While the City College of San Francisco safety was on a local recruiting trip two weekends ago, UNLV coach Tony Sanchez couldn’t help but notice how many other college coaches were reaching out to the playmaking safety. That’s typically a cue for a coach to worry.

But Sanchez had nothing to worry about in this case. Howard verbally committed to the Rebels on campus, and sealed it Wednesday by signing his letter of intent on national signing day.

“Traffic got heavy at the end,” Sanchez said in a meeting with reporters Wednesday in his office before continuing, “I appreciate him sticking it out and saying, ‘Hey, I’m done. I’m not going to take any last-second trips.’ It’s good getting a guy like that. If he had been an early-enrollee guy, he would have been hard to pick up. He would have had a lot of schools circling their wagons around him.”

Sanchez put the finishing touches on his fifth UNLV recruiting class — for now, as he still has four scholarships available in case graduate-transfer or other opportunities arise before the start of the season — with five additions on the second signing day of this offseason. After signing 16 total recruits in December’s early signing period, Sanchez and his staff were able to home in on specific targets over the final month.

The reward was players like Howard, an incoming 6-foot-2, 190-pound junior who had 43 tackles and five interceptions in San Francisco last year and could help shore up the Rebels’ recurring pass-defense problems. UNLV also snagged another similarly ranked, three-star junior college defensive back on Wednesday in 6-foot, 185-pound Jeremiah Houston from Long Beach City College.

That brought the total number of junior-college signees in the Rebels’ 2018-19 recruiting class to nine, the highest of Sanchez’s tenure. Many will view the move as a win-now tactic after Athletics Director Desiree Reed-Francois released a not-so-subtle statement laying out expectations for Sanchez to reach his first bowl game next season.

But Sanchez regarded that as a misperception.

“Every job, I don’t care where you’re at, you have to win now and you have to build for the future,” he said. “You can’t put all your eggs in one basket and say, ‘Hey, we’re going to go for broke right now,’ because you’re going to pay for it down the road. The great thing is, we’ve been patient about the process and building the roster up.”

Sanchez brought in two true current high school seniors on national signing day: 6-foot, 265-pound defensive end Naki Fahina from Hawthorne, Calif., and 6-foot-4, 320-pound offensive lineman Garrett Beckman from Greeley, Colo. He raved about having 16 scholarship linemen, which is double the number from his first season, and the current class-dispersion on the roster.

“The great thing is, we feel like we have what we need right now,” Sanchez said. “There’s no area where there’s an immediate hole where we say, ‘We’ve got to bring somebody else in.’”

If there was a player aside from Howard announced on Wednesday to fill an immediate hole, it’s graduate-transfer wide receiver Jordan McCray. The 6-foot-5, 200-pound Marietta, Ga., native had 58 receptions, 650 yards and five touchdowns in three seasons at South Alabama.

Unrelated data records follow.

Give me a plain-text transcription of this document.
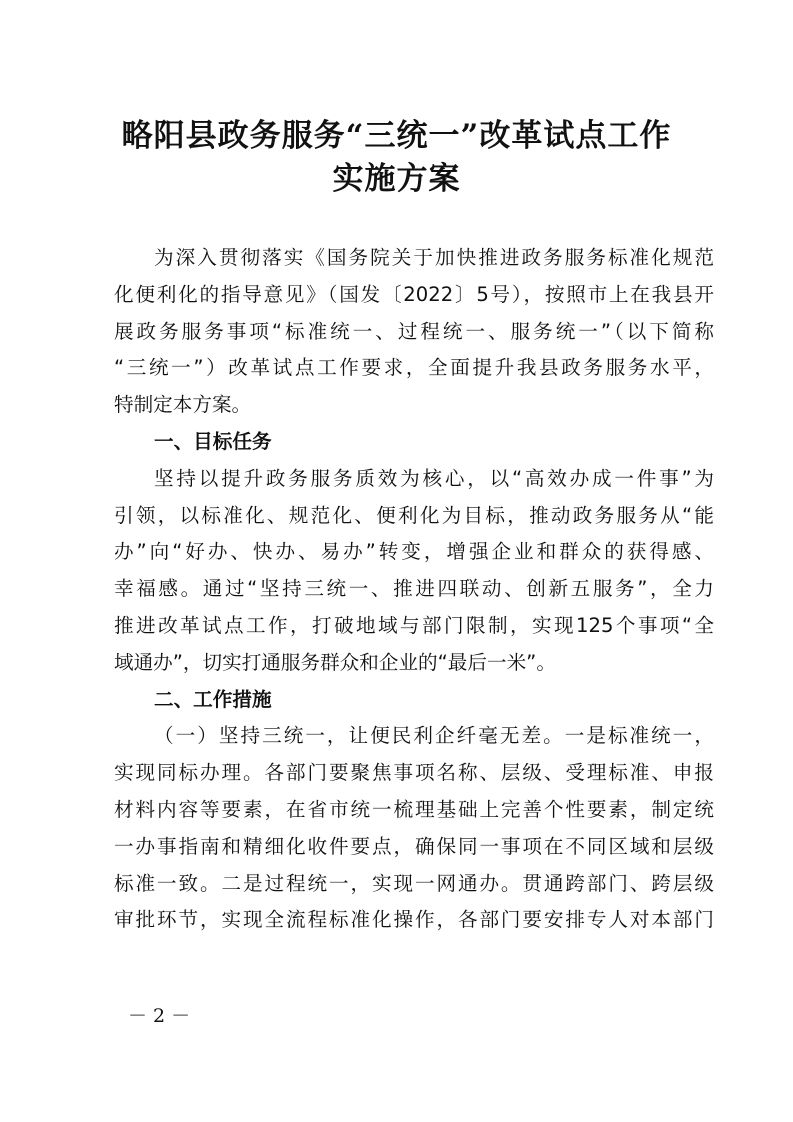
略阳县政务服务“三统一”改革试点工作
实施方案
为深入贯彻落实《国务院关于加快推进政务服务标准化规范
化便利化的指导意见》（国发〔2022〕5号），按照市上在我县开
展政务服务事项“标准统一、过程统一、服务统一”（以下简称
“三统一”）改革试点工作要求，全面提升我县政务服务水平，
特制定本方案。
一、目标任务
坚持以提升政务服务质效为核心，以“高效办成一件事”为
引领，以标准化、规范化、便利化为目标，推动政务服务从“能
办”向“好办、快办、易办”转变，增强企业和群众的获得感、
幸福感。通过“坚持三统一、推进四联动、创新五服务”，全力
推进改革试点工作，打破地域与部门限制，实现125个事项“全
域通办”，切实打通服务群众和企业的“最后一米”。
二、工作措施
（一）坚持三统一，让便民利企纤毫无差。一是标准统一，
实现同标办理。各部门要聚焦事项名称、层级、受理标准、申报
材料内容等要素，在省市统一梳理基础上完善个性要素，制定统
一办事指南和精细化收件要点，确保同一事项在不同区域和层级
标准一致。二是过程统一，实现一网通办。贯通跨部门、跨层级
审批环节，实现全流程标准化操作，各部门要安排专人对本部门
－ 2 －
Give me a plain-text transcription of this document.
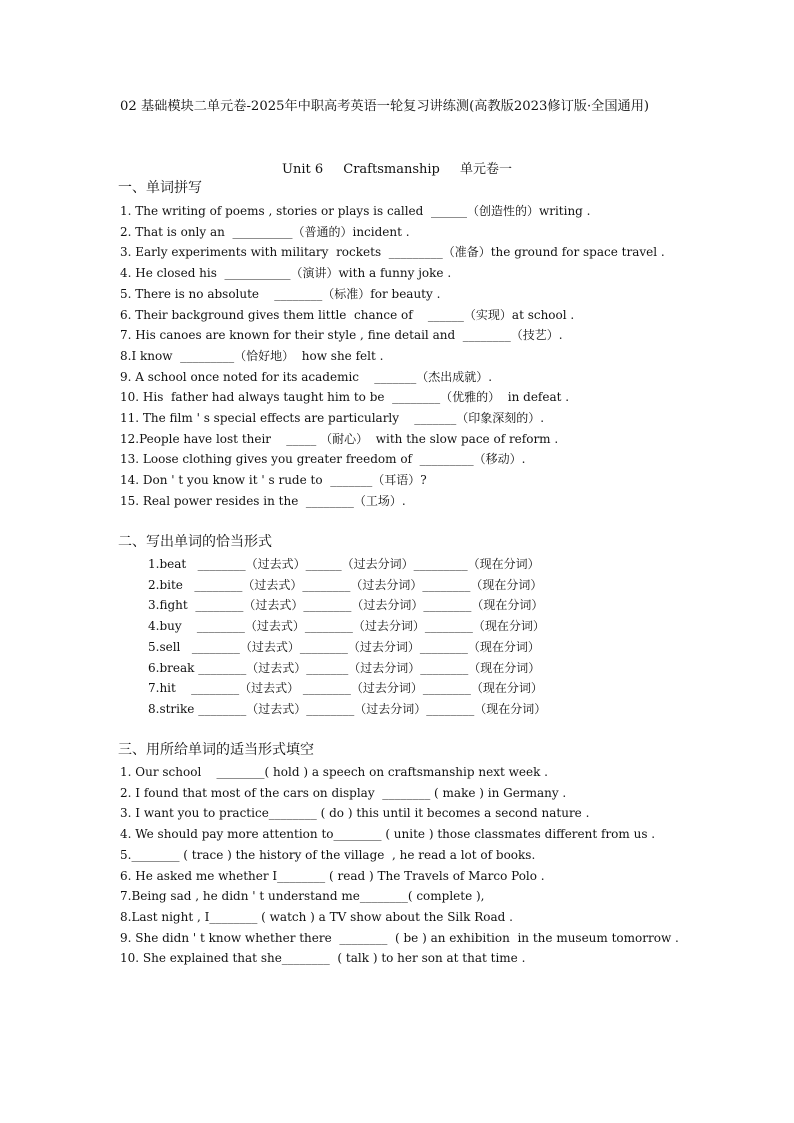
02 基础模块二单元卷-2025年中职高考英语一轮复习讲练测(高教版2023修订版·全国通用)
Unit 6 Craftsmanship 单元卷一
一、单词拼写
1. The writing of poems , stories or plays is called  ______（创造性的）writing .
2. That is only an  __________（普通的）incident .
3. Early experiments with military  rockets  _________（准备）the ground for space travel .
4. He closed his  ___________（演讲）with a funny joke .
5. There is no absolute    ________（标准）for beauty .
6. Their background gives them little  chance of    ______（实现）at school .
7. His canoes are known for their style , fine detail and  ________（技艺）.
8.I know  _________（恰好地）  how she felt .
9. A school once noted for its academic    _______（杰出成就）.
10. His  father had always taught him to be  ________（优雅的）  in defeat .
11. The film ' s special effects are particularly    _______（印象深刻的）.
12.People have lost their    _____ （耐心）  with the slow pace of reform .
13. Loose clothing gives you greater freedom of  _________（移动）.
14. Don ' t you know it ' s rude to  _______（耳语）?
15. Real power resides in the  ________（工场）.
二、写出单词的恰当形式
1.beat   ________（过去式）______（过去分词）_________（现在分词）
2.bite   ________（过去式）________（过去分词）________（现在分词）
3.fight  ________（过去式）________（过去分词）________（现在分词）
4.buy    ________（过去式）________（过去分词）________（现在分词）
5.sell   ________（过去式）________（过去分词）________（现在分词）
6.break ________（过去式）_______（过去分词）________（现在分词）
7.hit    ________（过去式） ________（过去分词）________（现在分词）
8.strike ________（过去式）________（过去分词）________（现在分词）
三、用所给单词的适当形式填空
1. Our school    ________( hold ) a speech on craftsmanship next week .
2. I found that most of the cars on display  ________ ( make ) in Germany .
3. I want you to practice________ ( do ) this until it becomes a second nature .
4. We should pay more attention to________ ( unite ) those classmates different from us .
5.________ ( trace ) the history of the village  , he read a lot of books.
6. He asked me whether I________ ( read ) The Travels of Marco Polo .
7.Being sad , he didn ' t understand me________( complete ),
8.Last night , I________ ( watch ) a TV show about the Silk Road .
9. She didn ' t know whether there  ________  ( be ) an exhibition  in the museum tomorrow .
10. She explained that she________  ( talk ) to her son at that time .
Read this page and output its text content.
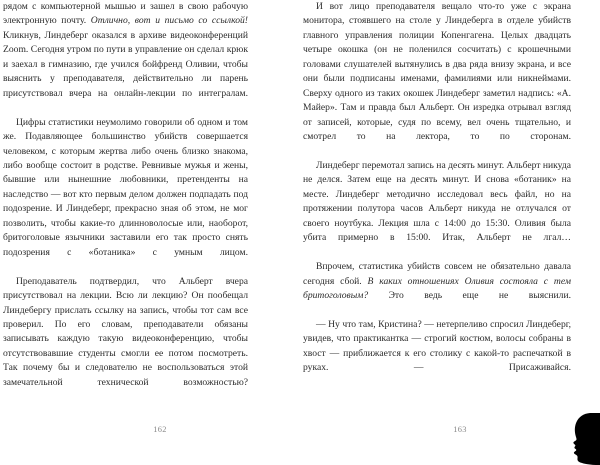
рядом с компьютерной мышью и зашел в свою рабочую электронную почту. Отлично, вот и письмо со ссылкой! Кликнув, Линдеберг оказался в архиве видеоконференций Zoom. Сегодня утром по пути в управление он сделал крюк и заехал в гимназию, где учился бойфренд Оливии, чтобы выяснить у преподавателя, действительно ли парень присутствовал вчера на онлайн-лекции по интегралам.

Цифры статистики неумолимо говорили об одном и том же. Подавляющее большинство убийств совершается человеком, с которым жертва либо очень близко знакома, либо вообще состоит в родстве. Ревнивые мужья и жены, бывшие или нынешние любовники, претенденты на наследство — вот кто первым делом должен подпадать под подозрение. И Линдеберг, прекрасно зная об этом, не мог позволить, чтобы какие-то длинноволосые или, наоборот, бритоголовые язычники заставили его так просто снять подозрения с «ботаника» с умным лицом.

Преподаватель подтвердил, что Альберт вчера присутствовал на лекции. Всю ли лекцию? Он пообещал Линдебергу прислать ссылку на запись, чтобы тот сам все проверил. По его словам, преподаватели обязаны записывать каждую такую видеоконференцию, чтобы отсутствовавшие студенты смогли ее потом посмотреть. Так почему бы и следователю не воспользоваться этой замечательной технической возможностью?

162

И вот лицо преподавателя вещало что-то уже с экрана монитора, стоявшего на столе у Линдеберга в отделе убийств главного управления полиции Копенгагена. Целых двадцать четыре окошка (он не поленился сосчитать) с крошечными головами слушателей вытянулись в два ряда внизу экрана, и все они были подписаны именами, фамилиями или никнеймами. Сверху одного из таких окошек Линдеберг заметил надпись: «А. Майер». Там и правда был Альберт. Он изредка отрывал взгляд от записей, которые, судя по всему, вел очень тщательно, и смотрел то на лектора, то по сторонам.

Линдеберг перемотал запись на десять минут. Альберт никуда не делся. Затем еще на десять минут. И снова «ботаник» на месте. Линдеберг методично исследовал весь файл, но на протяжении полутора часов Альберт никуда не отлучался от своего ноутбука. Лекция шла с 14:00 до 15:30. Оливия была убита примерно в 15:00. Итак, Альберт не лгал…

Впрочем, статистика убийств совсем не обязательно давала сегодня сбой. В каких отношениях Оливия состояла с тем бритоголовым? Это ведь еще не выяснили.

— Ну что там, Кристина? — нетерпеливо спросил Линдеберг, увидев, что практикантка — строгий костюм, волосы собраны в хвост — приближается к его столику с какой-то распечаткой в руках. — Присаживайся.

163
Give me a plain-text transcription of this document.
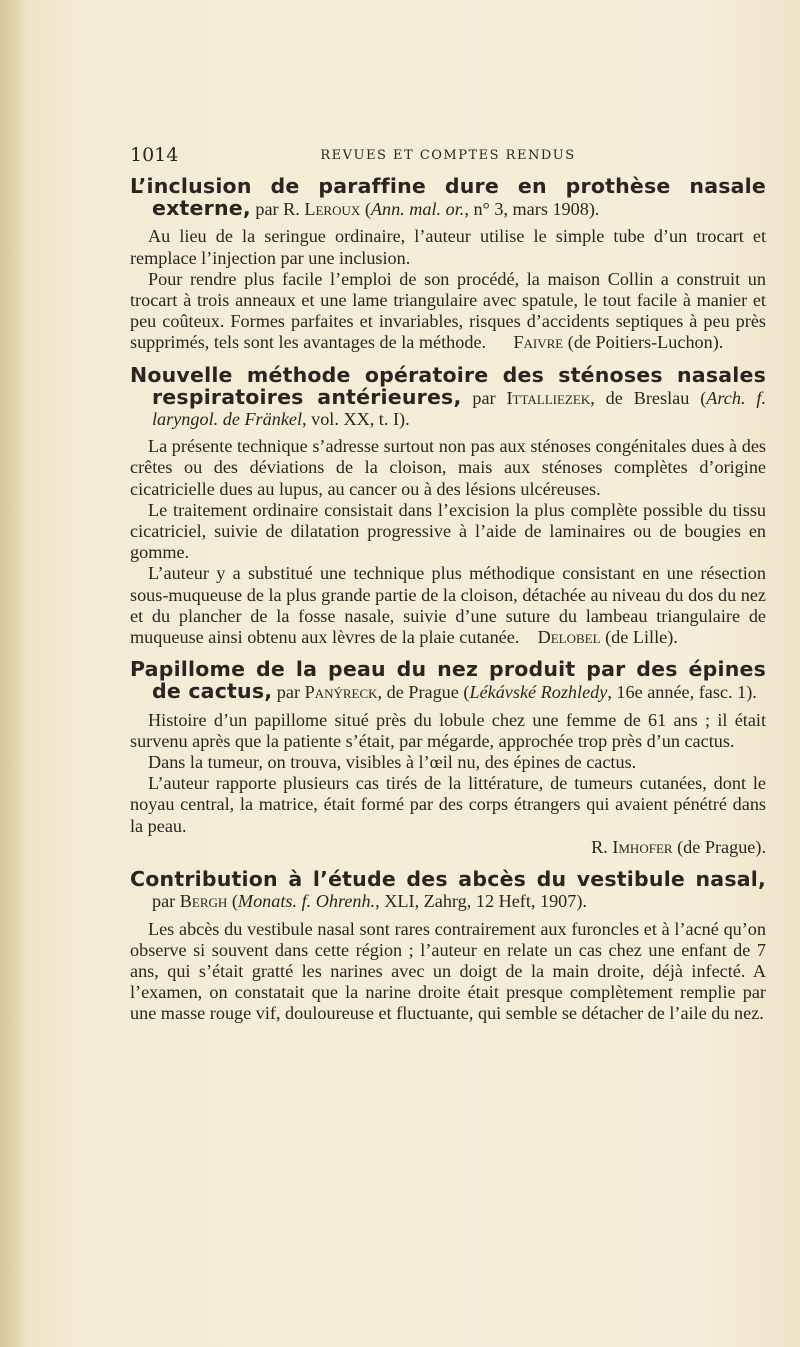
1014	REVUES ET COMPTES RENDUS

L’inclusion de paraffine dure en prothèse nasale externe, par R. Leroux (Ann. mal. or., n° 3, mars 1908).

Au lieu de la seringue ordinaire, l’auteur utilise le simple tube d’un trocart et remplace l’injection par une inclusion.

Pour rendre plus facile l’emploi de son procédé, la maison Collin a construit un trocart à trois anneaux et une lame triangulaire avec spatule, le tout facile à manier et peu coûteux. Formes parfaites et invariables, risques d’accidents septiques à peu près supprimés, tels sont les avantages de la méthode. Faivre (de Poitiers-Luchon).

Nouvelle méthode opératoire des sténoses nasales respiratoires antérieures, par Ittalliezek, de Breslau (Arch. f. laryngol. de Fränkel, vol. XX, t. I).

La présente technique s’adresse surtout non pas aux sténoses congénitales dues à des crêtes ou des déviations de la cloison, mais aux sténoses complètes d’origine cicatricielle dues au lupus, au cancer ou à des lésions ulcéreuses.

Le traitement ordinaire consistait dans l’excision la plus complète possible du tissu cicatriciel, suivie de dilatation progressive à l’aide de laminaires ou de bougies en gomme.

L’auteur y a substitué une technique plus méthodique consistant en une résection sous-muqueuse de la plus grande partie de la cloison, détachée au niveau du dos du nez et du plancher de la fosse nasale, suivie d’une suture du lambeau triangulaire de muqueuse ainsi obtenu aux lèvres de la plaie cutanée. Delobel (de Lille).

Papillome de la peau du nez produit par des épines de cactus, par Panýreck, de Prague (Lékávské Rozhledy, 16e année, fasc. 1).

Histoire d’un papillome situé près du lobule chez une femme de 61 ans ; il était survenu après que la patiente s’était, par mégarde, approchée trop près d’un cactus.

Dans la tumeur, on trouva, visibles à l’œil nu, des épines de cactus.

L’auteur rapporte plusieurs cas tirés de la littérature, de tumeurs cutanées, dont le noyau central, la matrice, était formé par des corps étrangers qui avaient pénétré dans la peau.

R. Imhofer (de Prague).

Contribution à l’étude des abcès du vestibule nasal, par Bergh (Monats. f. Ohrenh., XLI, Zahrg, 12 Heft, 1907).

Les abcès du vestibule nasal sont rares contrairement aux furoncles et à l’acné qu’on observe si souvent dans cette région ; l’auteur en relate un cas chez une enfant de 7 ans, qui s’était gratté les narines avec un doigt de la main droite, déjà infecté. A l’examen, on constatait que la narine droite était presque complètement remplie par une masse rouge vif, douloureuse et fluctuante, qui semble se détacher de l’aile du nez.
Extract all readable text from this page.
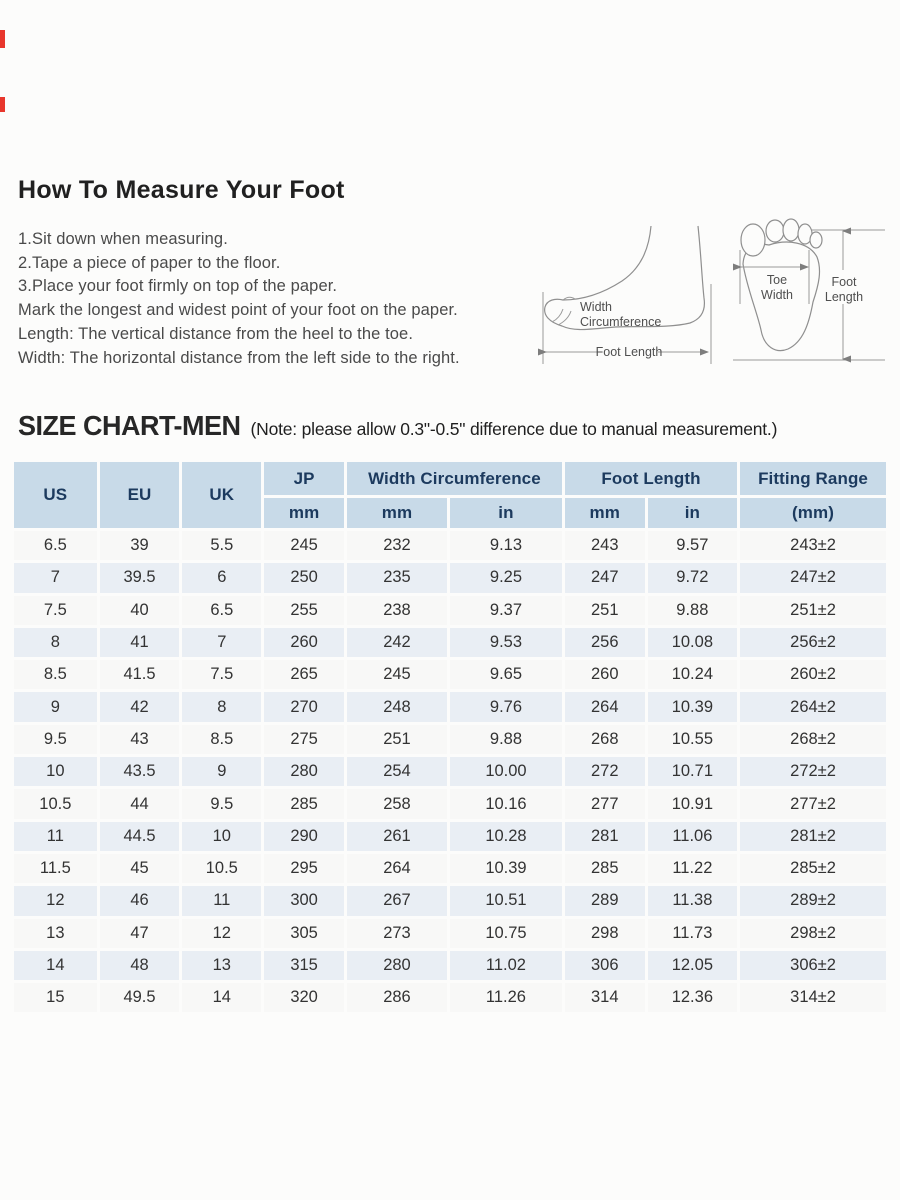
How To Measure Your Foot

1.Sit down when measuring.

2.Tape a piece of paper to the floor.

3.Place your foot firmly on top of the paper.

Mark the longest and widest point of your foot on the paper.

Length: The vertical distance from the heel to the toe.

Width: The horizontal distance from the left side to the right.

Width
Circumference
Foot Length
Toe
Width
Foot
Length
SIZE CHART-MEN (Note: please allow 0.3"-0.5" difference due to manual measurement.)
US	EU	UK	JP	Width Circumference		Foot Length		Fitting Range
			mm	mm	in	mm	in	(mm)
6.5	39	5.5	245	232	9.13	243	9.57	243±2
7	39.5	6	250	235	9.25	247	9.72	247±2
7.5	40	6.5	255	238	9.37	251	9.88	251±2
8	41	7	260	242	9.53	256	10.08	256±2
8.5	41.5	7.5	265	245	9.65	260	10.24	260±2
9	42	8	270	248	9.76	264	10.39	264±2
9.5	43	8.5	275	251	9.88	268	10.55	268±2
10	43.5	9	280	254	10.00	272	10.71	272±2
10.5	44	9.5	285	258	10.16	277	10.91	277±2
11	44.5	10	290	261	10.28	281	11.06	281±2
11.5	45	10.5	295	264	10.39	285	11.22	285±2
12	46	11	300	267	10.51	289	11.38	289±2
13	47	12	305	273	10.75	298	11.73	298±2
14	48	13	315	280	11.02	306	12.05	306±2
15	49.5	14	320	286	11.26	314	12.36	314±2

McCray is expected to immediately fill the void left by the graduation of fellow lanky receiver Kendal Keys.

“I think when we look at the guys we have on our roster returning and I look at his skill set, he really complements those guys,” Sanchez said of McCray. “You have to put up deep balls, and when you have a big, almost 6-foot-6 guy, it causes matchup problems. I know it causes problems for us, and we’re excited about it causing problems for other people.”

Two other newcomers aren’t technically part of the recruiting class but could pay big dividends: California transfer and former Bishop Gorman star running back Biaggio Ali-Walsh, and junior-college defensive end and former minor-league baseball player James Baldwin III. They’re both currently enrolled at UNLV and will be on the roster as walk-ons.

Altogether, Sanchez said he was thrilled with how much talent he had accumulated. A few pieces fell through, as they always do, but Sanchez was satisfied with how many commitments held firm.

It can be nerve-wracking when a player like Howard starts garnering widespread, last-minute interest.

“We’ve had kids been committed here from mid-summer, all the way through, then all of a sudden, you get a week before signing day and a big Pac-12 school comes,” Sanchez explained. “This has happened four times. There are four guys starting in the Pac-12 right now that were committed to us for long periods of time.”